Once you have your Ubuntu VM ready, log in and follow the steps below to install Hadoop.
- Update your package manager indexes: sudo apt-get update
- Install Java 8: sudo apt-get install openjdk-8-jdk-headless -y // For headless servers
sudo apt-get install openjdk-8-jdk -y // For servers with a UI - Install Hadoop: sudo apt-get install hadoop -y
- Start the Hadoop service: sudo systemctl start hadoop
- Check the status of the Hadoop service: sudo systemctl status hadoop
Hadoop Configuration - Before you can run Hadoop, you need to configure it. You can do this by editing the files in the conf/ directory. The main configuration file is core-site.xml, which contains properties that are common to all Hadoop components. You will need to edit at least the fs.defaultFS property to point to your Namenode URL.
- The next important file is mapred-site.xml, which contains properties that are specific to MapReduce. In particular, you need to edit the mapreduce.framework.name property to point to your MapReduce implementation (either “local” or “yarn”).
- Finally, hdfs-site.xml contains properties that are specific to the HDFS component of Hadoop. One important property that you will need to edit is dfs.replication, which specifies the number of replicas of each HDFS file that should be created.
- Once you have edited these configuration files, you can start Hadoop by running the following command:
bin/start-all
Hadoop Management
Hadoop is a framework that allows for the distributed processing of large data sets across clusters of commodity servers.
It is designed to scale up from a single server to thousands of machines, each offering local computation and storage.
Hadoop Monitoring
There are numerous tools available to monitor your Hadoop installation. The most popular is Apache Ganglia, which is a scalable distributed monitoring system for high-performance computing systems, such as clusters and grids.
Another popular monitoring solution is Nagios, which is an open-source system and network monitoring tool.
If you want to monitor Hadoop directly, the best tool to use is the Hadoop web interface.

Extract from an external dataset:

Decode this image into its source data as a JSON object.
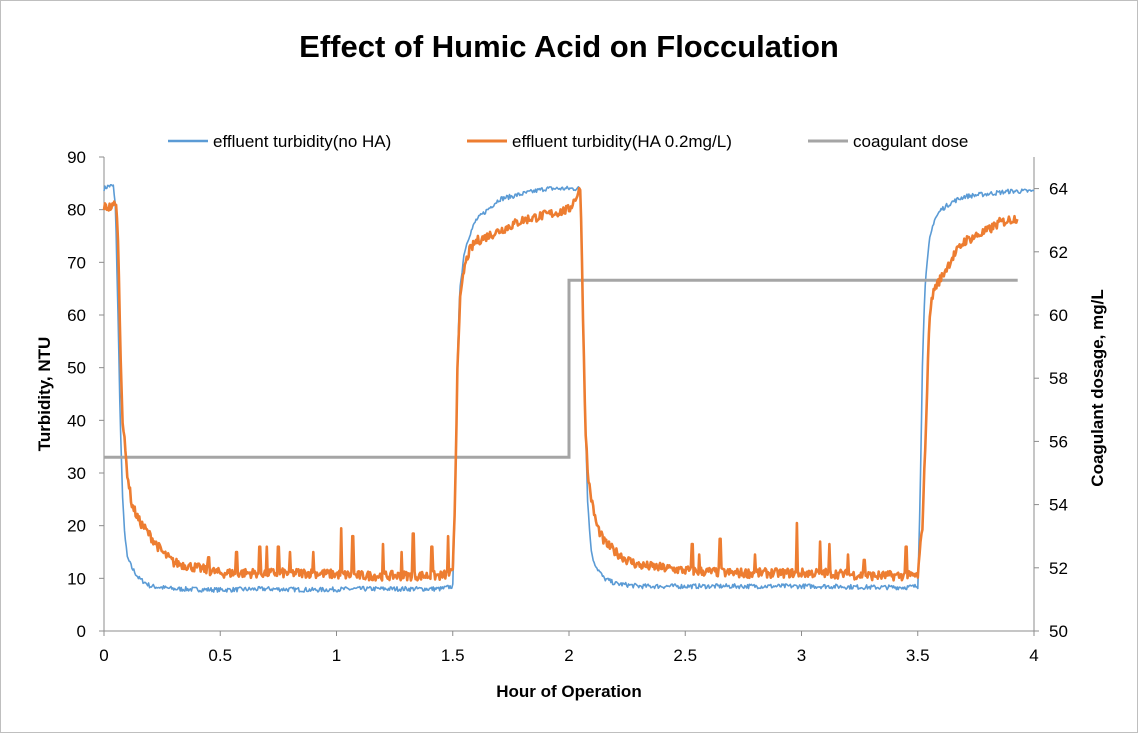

This interface provides detailed information about the status of your Hadoop installation, including the number of nodes in your cluster and the capacity of each node.
To access the web interface, simply go to http://your_cluster_name:50030 in a web browser.
Hadoop Security
Hadoop is a secure system by default with a number of features to ensure that user data is protected:
- Authentication: Users must authenticate themselves before they are allowed to access Hadoop resources. By default, Hadoop uses Kerberos to authenticate users.
- Authorization: Once a user has been authenticated, they may only access resources that they have been authorized to use. Authorization is managed using the Sentry project in Hadoop.
- Encryption: Data stored on HDFS can be encrypted using either transparent encryption or file-level encryption.